Ghost Music by An Yu
My rating: 4 of 5 stars
I really had no idea what to expect when I started this book as I knew
nothing about it or its author, and only had a passing recommendation
from someone I only recently met. But it was unputdownable.
It
is a first person narrative by a young married childless woman piano
teacher, Song Yan, living in Beijing. Her mother in law comes to live
with them. She had trained as a concert pianist but had chosen married
life. But that is not going well and she realises she doesn't really
know her husband at all when she discovers first that he had a sister.
Other revelations follow. The strains of her marriage and the strains of
living with one's mother in law take their toll. She receives a series
of mysterious and unexpected deliveries of Yunaan mushrooms, her husband
and mother in law's province. Although addressed to someone else, these
cannot be returned as there is no return address. Her mother in law and
her set about cooking the mushrooms that continue to arrive each week.
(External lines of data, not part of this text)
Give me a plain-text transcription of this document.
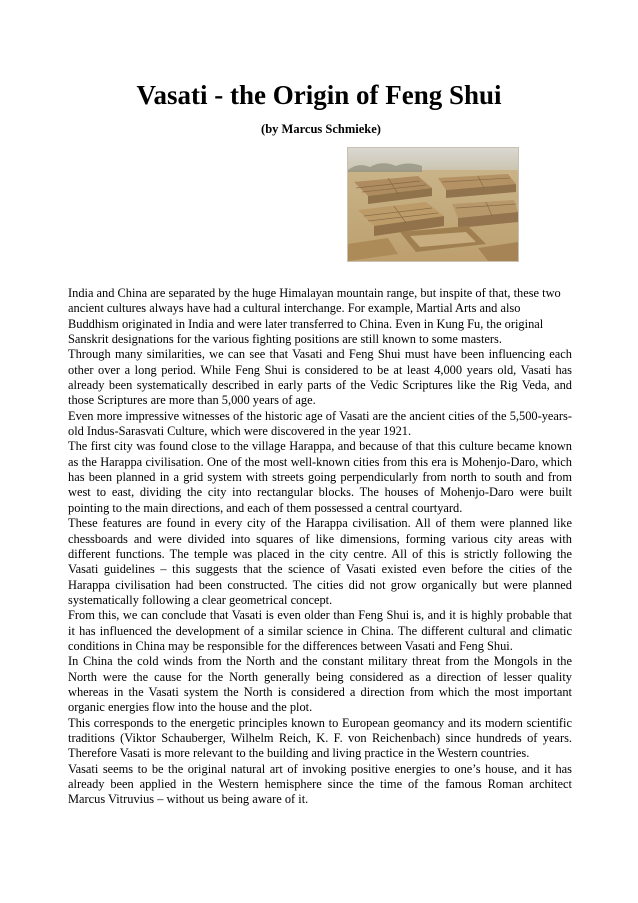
Vasati - the Origin of Feng Shui
(by Marcus Schmieke)

India and China are separated by the huge Himalayan mountain range, but inspite of that, these two ancient cultures always have had a cultural interchange. For example, Martial Arts and also Buddhism originated in India and were later transferred to China. Even in Kung Fu, the original Sanskrit designations for the various fighting positions are still known to some masters.

Through many similarities, we can see that Vasati and Feng Shui must have been influencing each other over a long period. While Feng Shui is considered to be at least 4,000 years old, Vasati has already been systematically described in early parts of the Vedic Scriptures like the Rig Veda, and those Scriptures are more than 5,000 years of age.

Even more impressive witnesses of the historic age of Vasati are the ancient cities of the 5,500-years-old Indus-Sarasvati Culture, which were discovered in the year 1921.

The first city was found close to the village Harappa, and because of that this culture became known as the Harappa civilisation. One of the most well-known cities from this era is Mohenjo-Daro, which has been planned in a grid system with streets going perpendicularly from north to south and from west to east, dividing the city into rectangular blocks. The houses of Mohenjo-Daro were built pointing to the main directions, and each of them possessed a central courtyard.

These features are found in every city of the Harappa civilisation. All of them were planned like chessboards and were divided into squares of like dimensions, forming various city areas with different functions. The temple was placed in the city centre. All of this is strictly following the Vasati guidelines – this suggests that the science of Vasati existed even before the cities of the Harappa civilisation had been constructed. The cities did not grow organically but were planned systematically following a clear geometrical concept.

From this, we can conclude that Vasati is even older than Feng Shui is, and it is highly probable that it has influenced the development of a similar science in China. The different cultural and climatic conditions in China may be responsible for the differences between Vasati and Feng Shui.

In China the cold winds from the North and the constant military threat from the Mongols in the North were the cause for the North generally being considered as a direction of lesser quality whereas in the Vasati system the North is considered a direction from which the most important organic energies flow into the house and the plot.

This corresponds to the energetic principles known to European geomancy and its modern scientific traditions (Viktor Schauberger, Wilhelm Reich, K. F. von Reichenbach) since hundreds of years. Therefore Vasati is more relevant to the building and living practice in the Western countries.

Vasati seems to be the original natural art of invoking positive energies to one’s house, and it has already been applied in the Western hemisphere since the time of the famous Roman architect Marcus Vitruvius – without us being aware of it.
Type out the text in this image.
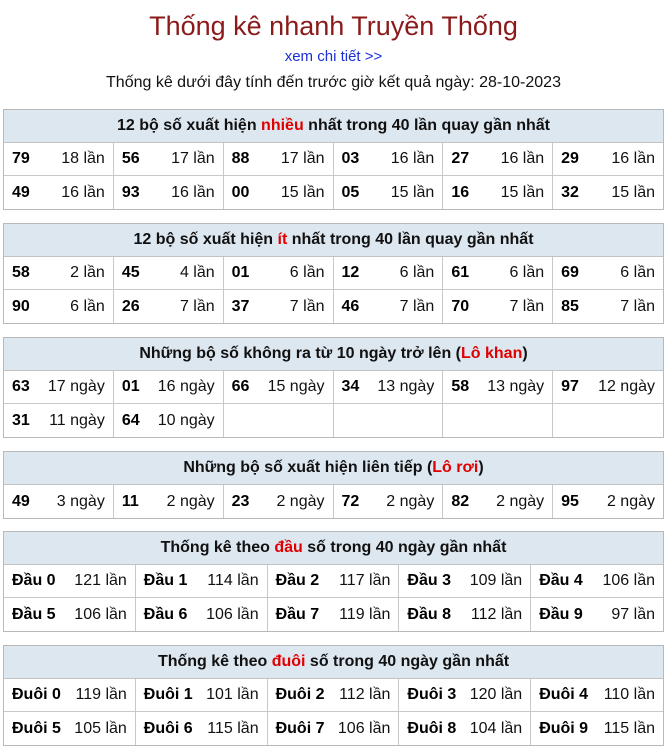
Thống kê nhanh Truyền Thống
xem chi tiết >>
Thống kê dưới đây tính đến trước giờ kết quả ngày: 28-10-2023
12 bộ số xuất hiện nhiều nhất trong 40 lần quay gần nhất
79 18 lần 56 17 lần 88 17 lần 03 16 lần 27 16 lần 29 16 lần
49 16 lần 93 16 lần 00 15 lần 05 15 lần 16 15 lần 32 15 lần
12 bộ số xuất hiện ít nhất trong 40 lần quay gần nhất
58	2 lần 45	4 lần 01	6 lần 12	6 lần 61	6 lần 69	6 lần
90	6 lần 26	7 lần 37	7 lần 46	7 lần 70	7 lần 85	7 lần
Những bộ số không ra từ 10 ngày trở lên (Lô khan)
63 17 ngày 01 16 ngày 66 15 ngày 34 13 ngày 58 13 ngày 97 12 ngày
31 11 ngày 64 10 ngày
Những bộ số xuất hiện liên tiếp (Lô rơi)
49 3 ngày 11 2 ngày 23 2 ngày 72 2 ngày 82 2 ngày 95 2 ngày
Thống kê theo đầu số trong 40 ngày gần nhất
Đầu 0 121 lần Đầu 1 114 lần Đầu 2 117 lần Đầu 3 109 lần Đầu 4 106 lần
Đầu 5 106 lần Đầu 6 106 lần Đầu 7 119 lần Đầu 8 112 lần Đầu 9 97 lần
Thống kê theo đuôi số trong 40 ngày gần nhất
Đuôi 0 119 lần Đuôi 1 101 lần Đuôi 2 112 lần Đuôi 3 120 lần Đuôi 4 110 lần
Đuôi 5 105 lần Đuôi 6 115 lần Đuôi 7 106 lần Đuôi 8 104 lần Đuôi 9 115 lần
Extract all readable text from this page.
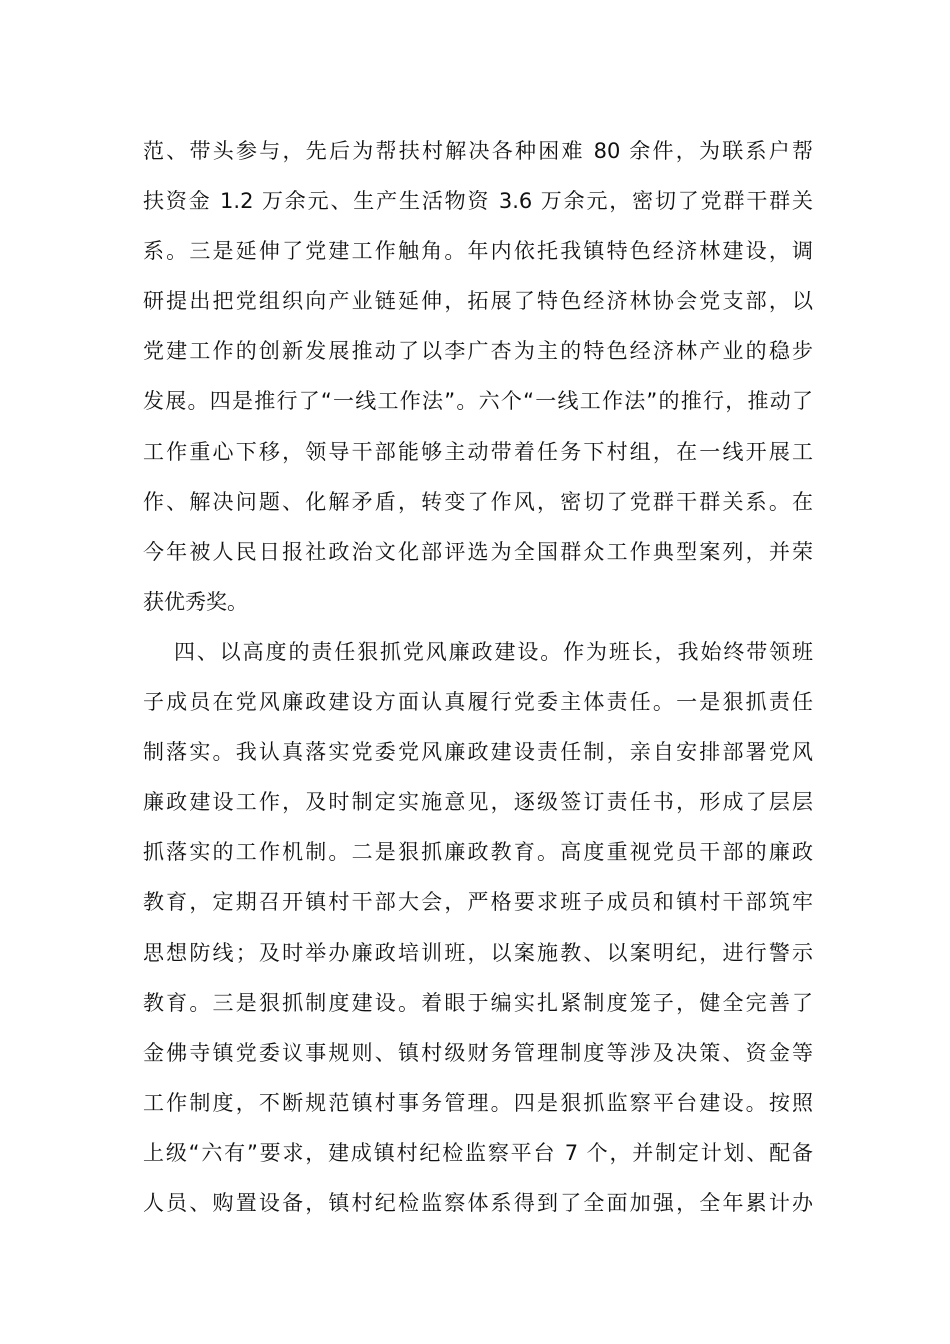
范、带头参与，先后为帮扶村解决各种困难 80 余件，为联系户帮
扶资金 1.2 万余元、生产生活物资 3.6 万余元，密切了党群干群关
系。三是延伸了党建工作触角。年内依托我镇特色经济林建设，调
研提出把党组织向产业链延伸，拓展了特色经济林协会党支部，以
党建工作的创新发展推动了以李广杏为主的特色经济林产业的稳步
发展。四是推行了“一线工作法”。六个“一线工作法”的推行，推动了
工作重心下移，领导干部能够主动带着任务下村组，在一线开展工
作、解决问题、化解矛盾，转变了作风，密切了党群干群关系。在
今年被人民日报社政治文化部评选为全国群众工作典型案列，并荣
获优秀奖。
四、以高度的责任狠抓党风廉政建设。作为班长，我始终带领班
子成员在党风廉政建设方面认真履行党委主体责任。一是狠抓责任
制落实。我认真落实党委党风廉政建设责任制，亲自安排部署党风
廉政建设工作，及时制定实施意见，逐级签订责任书，形成了层层
抓落实的工作机制。二是狠抓廉政教育。高度重视党员干部的廉政
教育，定期召开镇村干部大会，严格要求班子成员和镇村干部筑牢
思想防线；及时举办廉政培训班，以案施教、以案明纪，进行警示
教育。三是狠抓制度建设。着眼于编实扎紧制度笼子，健全完善了
金佛寺镇党委议事规则、镇村级财务管理制度等涉及决策、资金等
工作制度，不断规范镇村事务管理。四是狠抓监察平台建设。按照
上级“六有”要求，建成镇村纪检监察平台 7 个，并制定计划、配备
人员、购置设备，镇村纪检监察体系得到了全面加强，全年累计办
Then she receives a letter from Bai Yu, her father's favourite concert
pianist who walked away from his career and disappeared years ago. That
letter ignites her and she goes to its address, one of the old courtyard
hutongs in the back alleys of old Beijing.
These are the events
around which this beautifully written and told story is crafted. How
that is done is nothing short of extraordinary. With all the
hallucinogenic effect of mushrooms they percolate into her dreams, she
sees then in cupboards, growing from floorboards, in her walls and there
is news that her husband's home town is covered in an orange dust. The
effect is magical, making this anything but a domestic drama novel. But
this is NOT magical realism. For me it is far more reminiscent of the
best ghost stories ( The Turn of the Screw, The Others https://www.imdb.com/title/tt0230600/, The Orphanage https://www.imdb.com/title/tt0464141) but with shades of Nostalgia https://www.imdb.com/title/tt0086022 as if they had been blended by Tarkovsky in his own special way he had with colour, music and movement.
Throughout
the book music plays a central role - her relations with it, with the
piano, with the children she teaches, and at perhaps the most intimate
of ways the untouching shadow-playing with Bai Yu. I'm no musician but I
am sure someone will write about the choice of the pieces that are in
this book. Debussey's Reverie is the main one and I did look it up -
"Reverie is not full of excitement and explosions of colour...but..is
calm, peaceful and priorities atmosphere and reaching a dream like
state. Often used for mindfulness and meditation" quote from https://classicalexburns.com/2022/08/... . That choice can be no accident. It totally fits.
This book HAS to be made into a movie and scored appropriately. But making a movie of this will take a deft hand, as so much is in what is not said, in the gaps between the notes, those moments which are 'more resonant than the mere absence of sound' . And it is here that this novel indicates to me a great writing talent. It handles these equivalent to off camera moments well, it handles silences well, by using the ghostly hallucinations to explore the understanding, coming to terms with and resolution of the ordinary everyday strains and constraints of life and marriage.
Audio version is beautifully narrated by Vera Chok who has also narrated An Yu's only other novel Braised Pork
I really urge you to read this book.